| Course |
CSE371 |
| Title |
Logic |
| Credits |
3 |
| Course Coordinator |
Anita Wasilewska |
| Current Catalog Description |
A survey of the logical foundations of mathematics: development of propositional calculus and quantification theory, the notions of a proof and of a model, the completeness theorem, Gödel's incompleteness theorem.
This course is offered as both CSE 371 and MAT 371.
|
| Prerequisite |
CSE 150 or CSE 215 or MAT 200
|
| Course Goals |
- Present the systems of classical propositional and predicate logic, including a full development of syntax, semantics, and proof techniques.
- Discuss the connection between semantic and syntactic concepts, e.g., truth versus proof, by exploring the soundness and completeness of calculi for these logics.
- Enhance the students abstract reasoning skills through experience with formal proofs.

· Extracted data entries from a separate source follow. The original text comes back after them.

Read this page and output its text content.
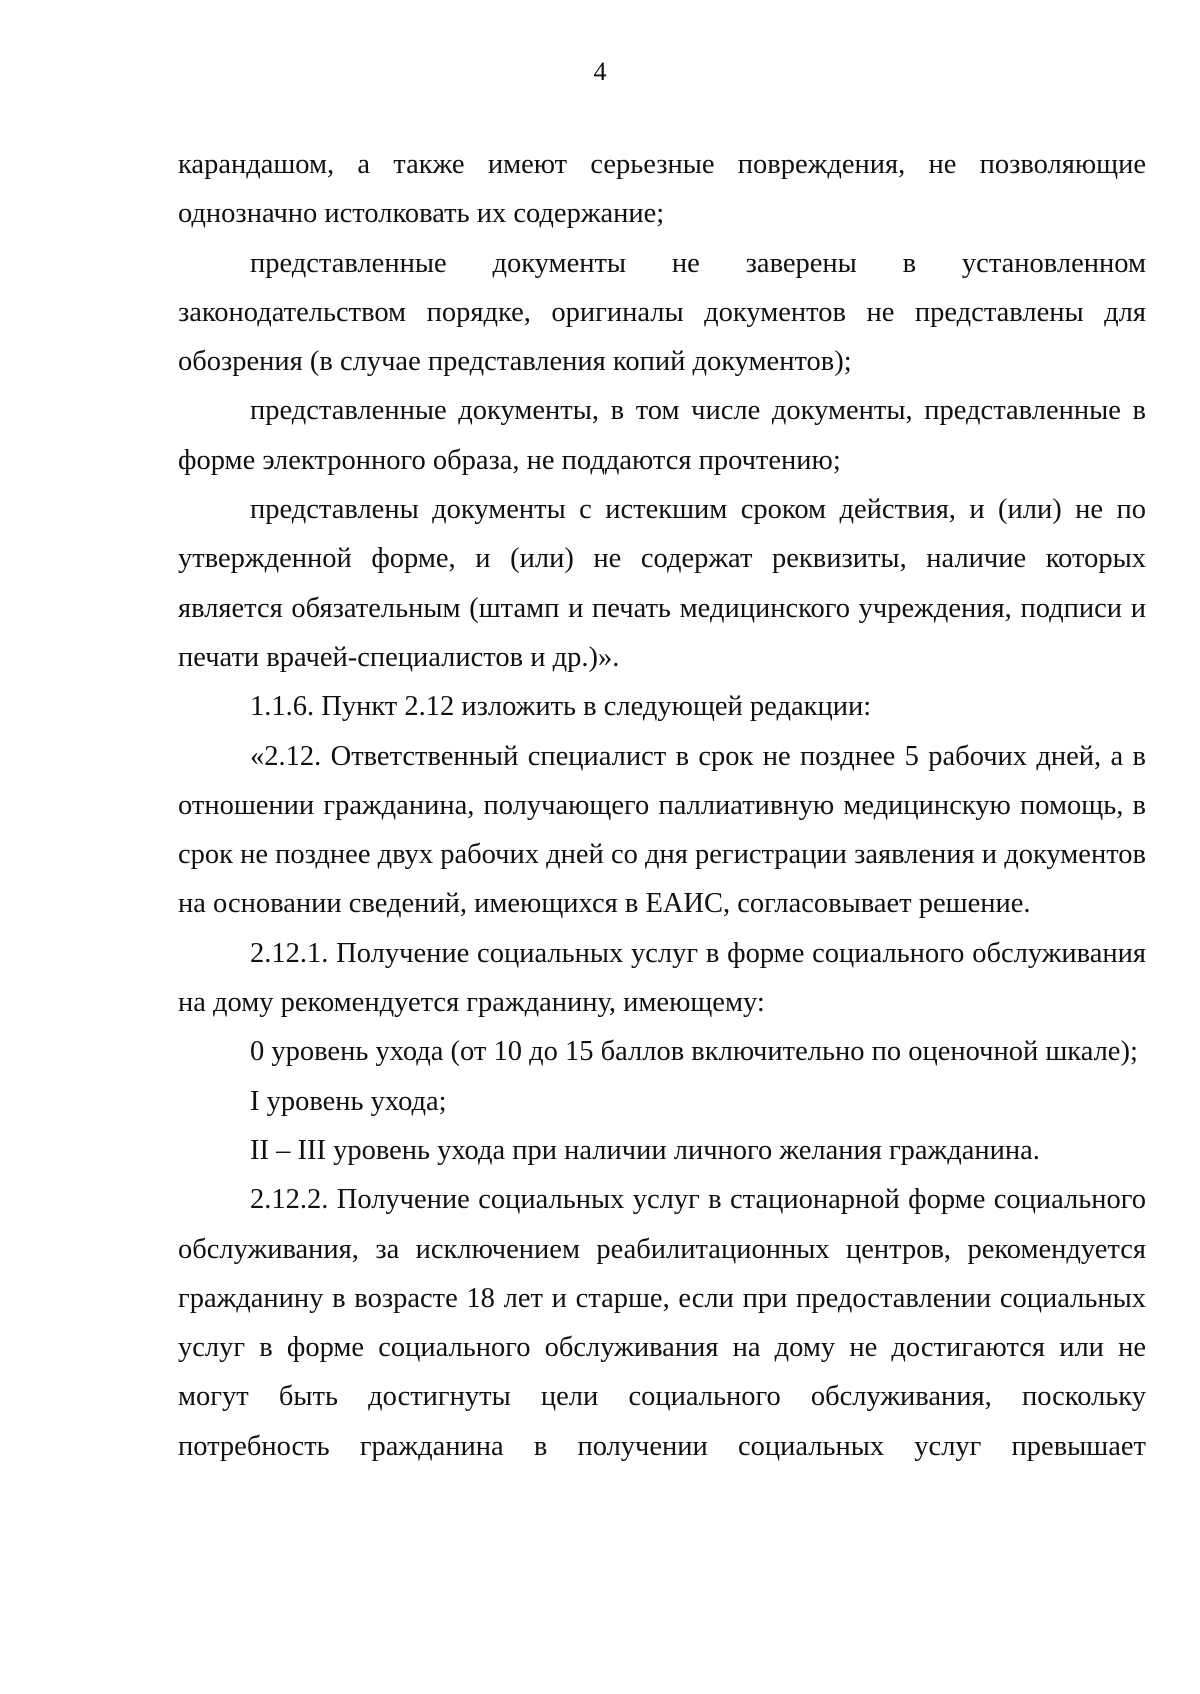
4

карандашом, а также имеют серьезные повреждения, не позволяющие однозначно истолковать их содержание;

представленные документы не заверены в установленном законодательством порядке, оригиналы документов не представлены для обозрения (в случае представления копий документов);

представленные документы, в том числе документы, представленные в форме электронного образа, не поддаются прочтению;

представлены документы с истекшим сроком действия, и (или) не по утвержденной форме, и (или) не содержат реквизиты, наличие которых является обязательным (штамп и печать медицинского учреждения, подписи и печати врачей-специалистов и др.)».

1.1.6. Пункт 2.12 изложить в следующей редакции:

«2.12. Ответственный специалист в срок не позднее 5 рабочих дней, а в отношении гражданина, получающего паллиативную медицинскую помощь, в срок не позднее двух рабочих дней со дня регистрации заявления и документов на основании сведений, имеющихся в ЕАИС, согласовывает решение.

2.12.1. Получение социальных услуг в форме социального обслуживания на дому рекомендуется гражданину, имеющему:

0 уровень ухода (от 10 до 15 баллов включительно по оценочной шкале);

I уровень ухода;

II – III уровень ухода при наличии личного желания гражданина.

2.12.2. Получение социальных услуг в стационарной форме социального обслуживания, за исключением реабилитационных центров, рекомендуется гражданину в возрасте 18 лет и старше, если при предоставлении социальных услуг в форме социального обслуживания на дому не достигаются или не могут быть достигнуты цели социального обслуживания, поскольку потребность гражданина в получении социальных услуг превышает
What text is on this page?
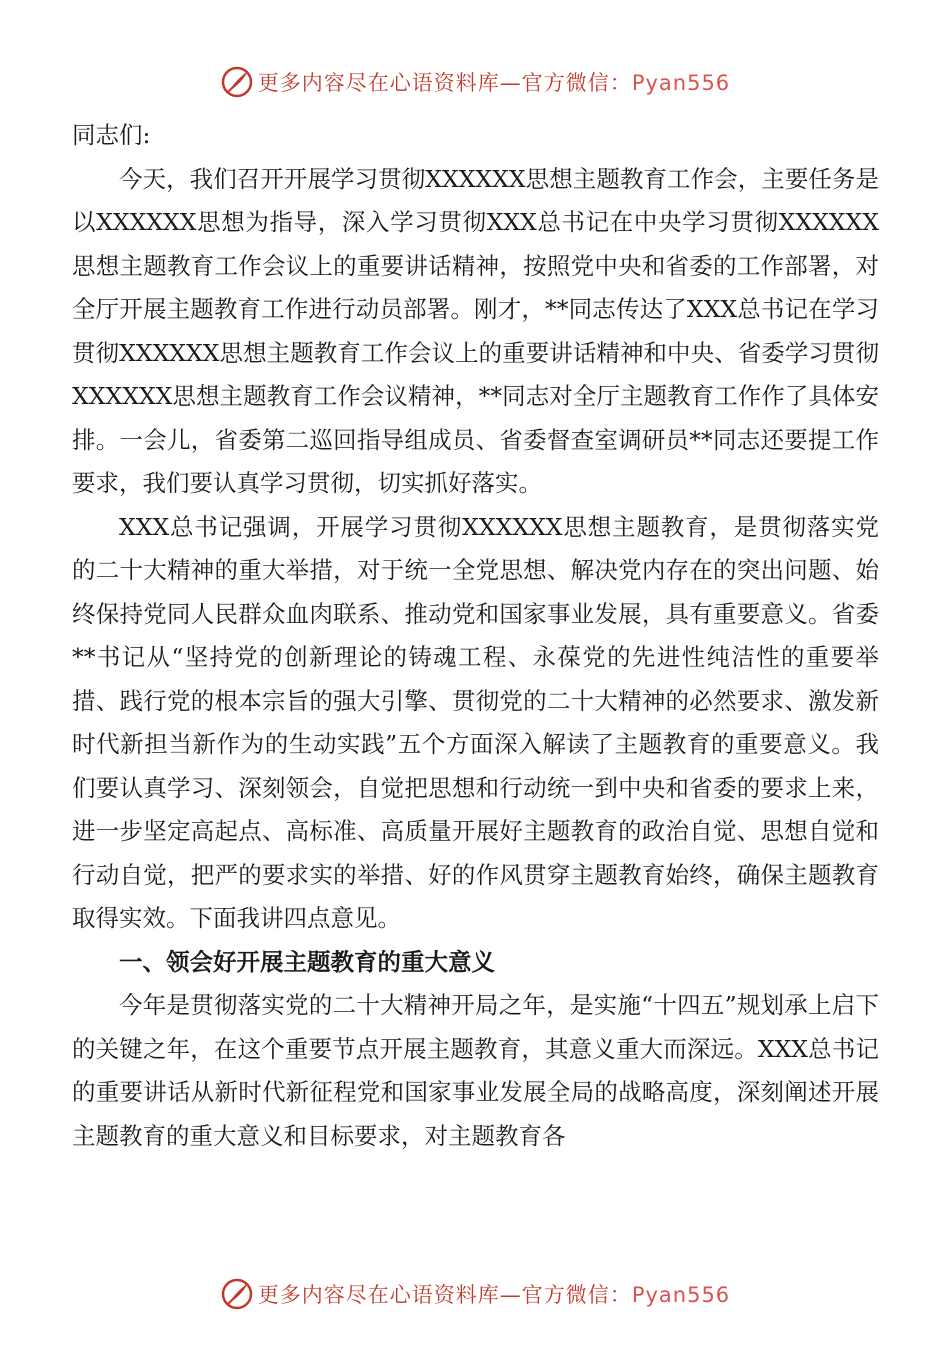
更多内容尽在心语资料库—官方微信：Pyan556

同志们:

今天，我们召开开展学习贯彻XXXXXX思想主题教育工作会，主要任务是以XXXXXX思想为指导，深入学习贯彻XXX总书记在中央学习贯彻XXXXXX思想主题教育工作会议上的重要讲话精神，按照党中央和省委的工作部署，对全厅开展主题教育工作进行动员部署。刚才，**同志传达了XXX总书记在学习贯彻XXXXXX思想主题教育工作会议上的重要讲话精神和中央、省委学习贯彻XXXXXX思想主题教育工作会议精神，**同志对全厅主题教育工作作了具体安排。一会儿，省委第二巡回指导组成员、省委督查室调研员**同志还要提工作要求，我们要认真学习贯彻，切实抓好落实。

XXX总书记强调，开展学习贯彻XXXXXX思想主题教育，是贯彻落实党的二十大精神的重大举措，对于统一全党思想、解决党内存在的突出问题、始终保持党同人民群众血肉联系、推动党和国家事业发展，具有重要意义。省委**书记从“坚持党的创新理论的铸魂工程、永葆党的先进性纯洁性的重要举措、践行党的根本宗旨的强大引擎、贯彻党的二十大精神的必然要求、激发新时代新担当新作为的生动实践”五个方面深入解读了主题教育的重要意义。我们要认真学习、深刻领会，自觉把思想和行动统一到中央和省委的要求上来，进一步坚定高起点、高标准、高质量开展好主题教育的政治自觉、思想自觉和行动自觉，把严的要求实的举措、好的作风贯穿主题教育始终，确保主题教育取得实效。下面我讲四点意见。

一、领会好开展主题教育的重大意义

今年是贯彻落实党的二十大精神开局之年，是实施“十四五”规划承上启下的关键之年，在这个重要节点开展主题教育，其意义重大而深远。XXX总书记的重要讲话从新时代新征程党和国家事业发展全局的战略高度，深刻阐述开展主题教育的重大意义和目标要求，对主题教育各

更多内容尽在心语资料库—官方微信：Pyan556
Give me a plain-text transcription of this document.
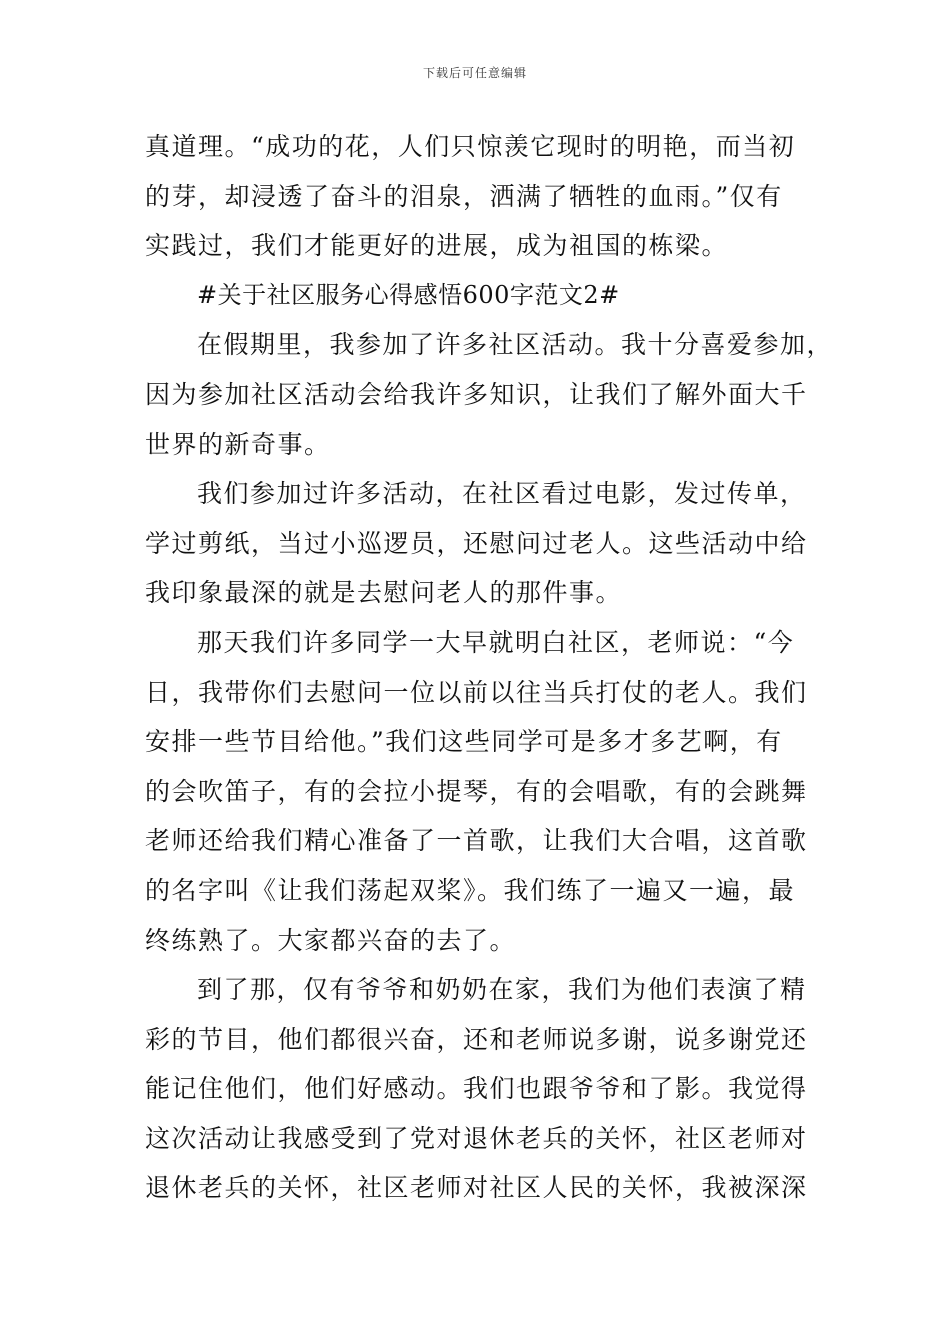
下载后可任意编辑
真道理。“成功的花，人们只惊羡它现时的明艳，而当初
的芽，却浸透了奋斗的泪泉，洒满了牺牲的血雨。”仅有
实践过，我们才能更好的进展，成为祖国的栋梁。
#关于社区服务心得感悟600字范文2#
在假期里，我参加了许多社区活动。我十分喜爱参加，
因为参加社区活动会给我许多知识，让我们了解外面大千
世界的新奇事。
我们参加过许多活动，在社区看过电影，发过传单，
学过剪纸，当过小巡逻员，还慰问过老人。这些活动中给
我印象最深的就是去慰问老人的那件事。
那天我们许多同学一大早就明白社区，老师说：“今
日，我带你们去慰问一位以前以往当兵打仗的老人。我们
安排一些节目给他。”我们这些同学可是多才多艺啊，有
的会吹笛子，有的会拉小提琴，有的会唱歌，有的会跳舞
老师还给我们精心准备了一首歌，让我们大合唱，这首歌
的名字叫《让我们荡起双桨》。我们练了一遍又一遍，最
终练熟了。大家都兴奋的去了。
到了那，仅有爷爷和奶奶在家，我们为他们表演了精
彩的节目，他们都很兴奋，还和老师说多谢，说多谢党还
能记住他们，他们好感动。我们也跟爷爷和了影。我觉得
这次活动让我感受到了党对退休老兵的关怀，社区老师对
退休老兵的关怀，社区老师对社区人民的关怀，我被深深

- Examine some non classical logics and their use in Computer Science together with basic automated proving methods and formal systems.
|
| Textbook |
- Anita Wasilewska, Logic for Computer Science, Chapters 1- 15, Distributed to Students.
- A Friendly Introduction to Mathematical Logic, Christopher Leary, Prentice Hall 2000
|
| Major Topics Covered in Course |
- Syntax and Semantics for Classical and various non-classical propositional logics.
- Two proofs of Completeness Theorem for classical propositional Logic.
- Automated Theorem proving systems for classical, intuitioinistic amd modal S4, S5 logics.
- Constructive Completeness Theorem proofs.
- First Order Classical Logic; syntax and semantics.
- Proof of Completeness Theorem.
- Formal Theories based on first order logic; Peano Arithmetic.
- Discussion of Godel Incompleteness and Inconsistency results.
|
| Laboratory Projects |
Not applicable since it is a theory course.